Royal Capital announced the purchase of the historic building at 2153 N. Dr. Martin Luther King Jr. Drive earlier this week.
Venture capital for entrepreneurs
True to its goals of helping Milwaukee-based entrepreneurs and businesses develop and thrive, the Foundation has made a separate $1 million investment in a venture capital fund established by a woman of color that will support pre-revenue startups in Milwaukee County.
Gateway Capital, led by general partner Dana Guthrie, will utilize the Foundation’s investment in a “money for minnows” strategy, which focuses on making smaller investments across many start-ups and technologies. Badger Fund of Funds is the lead investor in the Gateway Capital Fund.
Milwaukee County, whose population is approximately 30 percent Black and 20 percent Hispanic, has traditionally lacked early-stage venture capital investment, and analyses of the sector show that Black and Latinx founders have received only about 2 percent of all venture capital in the U.S. over the last five years.
“Milwaukee has missed out on far too many opportunities to invest in entrepreneurship, particularly in Black- and Brown-owned businesses,” said Ellen Gilligan, Foundation president and CEO. “On top of that, there are very few fund managers of color in the venture capital space overall. It’s clear that this is a system in need of remaking, and the Foundation can play a role in reversing these patterns in Milwaukee. We look forward to the positive impact Dana and the Gateway Capital Fund will have in our community.”
The Foundation anticipates its investment will support anywhere from 10 to 12 startups.
Double bottom line of impact investing
What these investments have in common is their capability to generate both financial and social returns. Impact investing is a tool that enables community foundations like the Greater Milwaukee Foundation to put more of their philanthropic assets into circulation for community benefit in accordance with their missions.
The Foundation’s entry into impact investing began with a pilot program that focused on job creation by supporting existing companies as well as entrepreneurship. Through the pilot, the Foundation ultimately invested nearly $1 million, contributing to the growth of 47 new small businesses, the creation more than 85 jobs, the redevelopment of commercial spaces and the attraction of $4.9 million in additional public investment to local neighborhoods.

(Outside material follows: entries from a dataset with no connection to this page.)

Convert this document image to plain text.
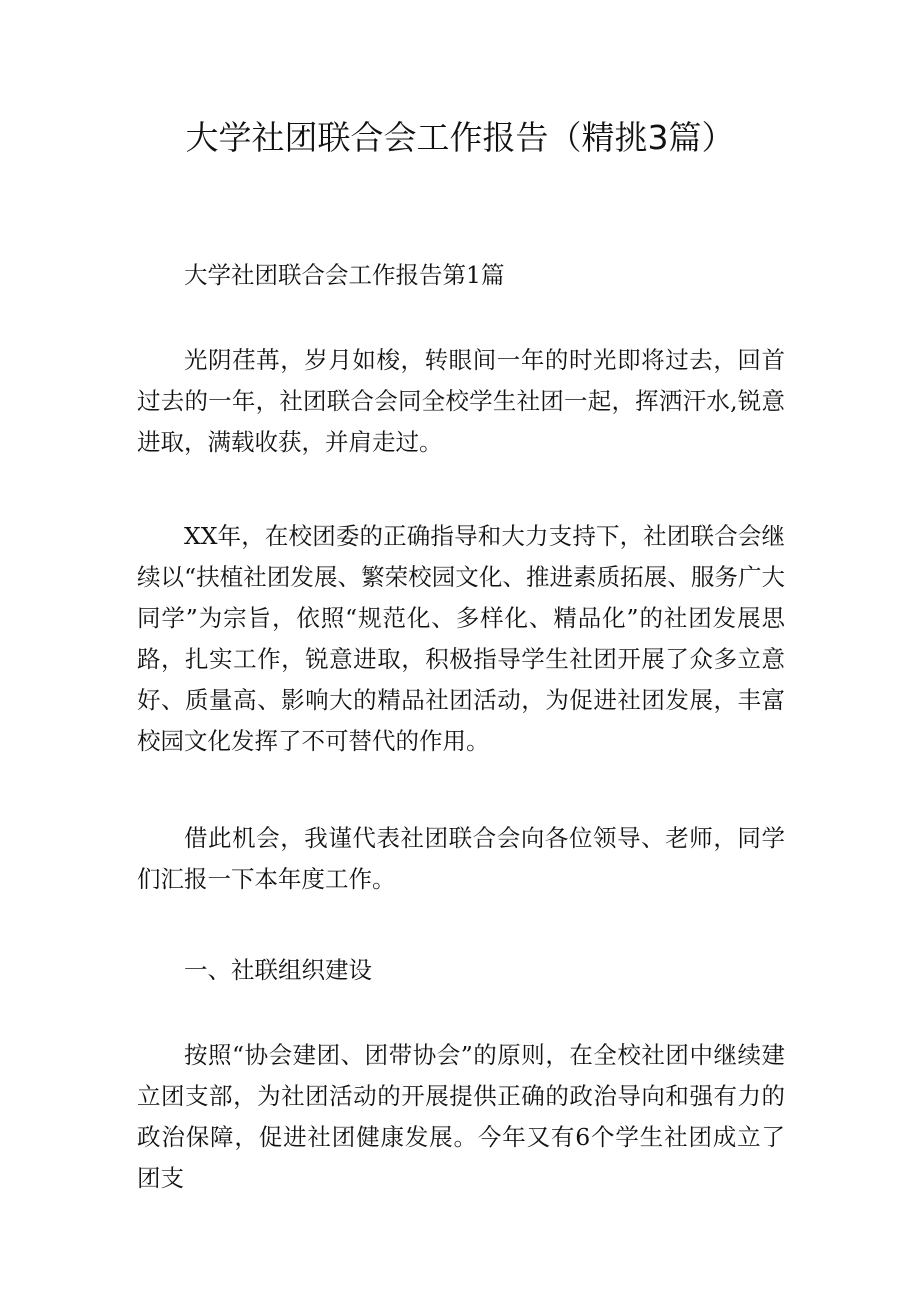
大学社团联合会工作报告（精挑3篇）

大学社团联合会工作报告第1篇

光阴荏苒，岁月如梭，转眼间一年的时光即将过去，回首过去的一年，社团联合会同全校学生社团一起，挥洒汗水,锐意进取，满载收获，并肩走过。

XX年，在校团委的正确指导和大力支持下，社团联合会继续以“扶植社团发展、繁荣校园文化、推进素质拓展、服务广大同学”为宗旨，依照“规范化、多样化、精品化”的社团发展思路，扎实工作，锐意进取，积极指导学生社团开展了众多立意好、质量高、影响大的精品社团活动，为促进社团发展，丰富校园文化发挥了不可替代的作用。

借此机会，我谨代表社团联合会向各位领导、老师，同学们汇报一下本年度工作。

一、社联组织建设

按照“协会建团、团带协会”的原则，在全校社团中继续建立团支部，为社团活动的开展提供正确的政治导向和强有力的政治保障，促进社团健康发展。今年又有6个学生社团成立了团支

Today, the Foundation’s impact investing program focuses on three core priorities – equitable economic opportunities (which includes improving job access and wealth creation through local job and business growth), affordable housing, and early childhood education.
The strong alignment among these priorities and the ThriveOn Collaboration’s shared vision of a Milwaukee that is equitable, healthy and thriving for all, was a key factor in the Foundation’s decision to make a substantial capital investment in the project.
“Being mission aligned has served our collaboration well,” said Kevin Newell, president and CEO of Royal Capital Group. “In addition to the Greater Milwaukee Foundation’s investment as an anchor tenant, their continued commitment to a thriving Milwaukee is evidenced by their $10 million impact investment alongside Royal Capital, which is an important tool in leveraging over $100 million in investment on King Drive.”
Construction is scheduled to begin in February 2021 with completion slated for spring 2022.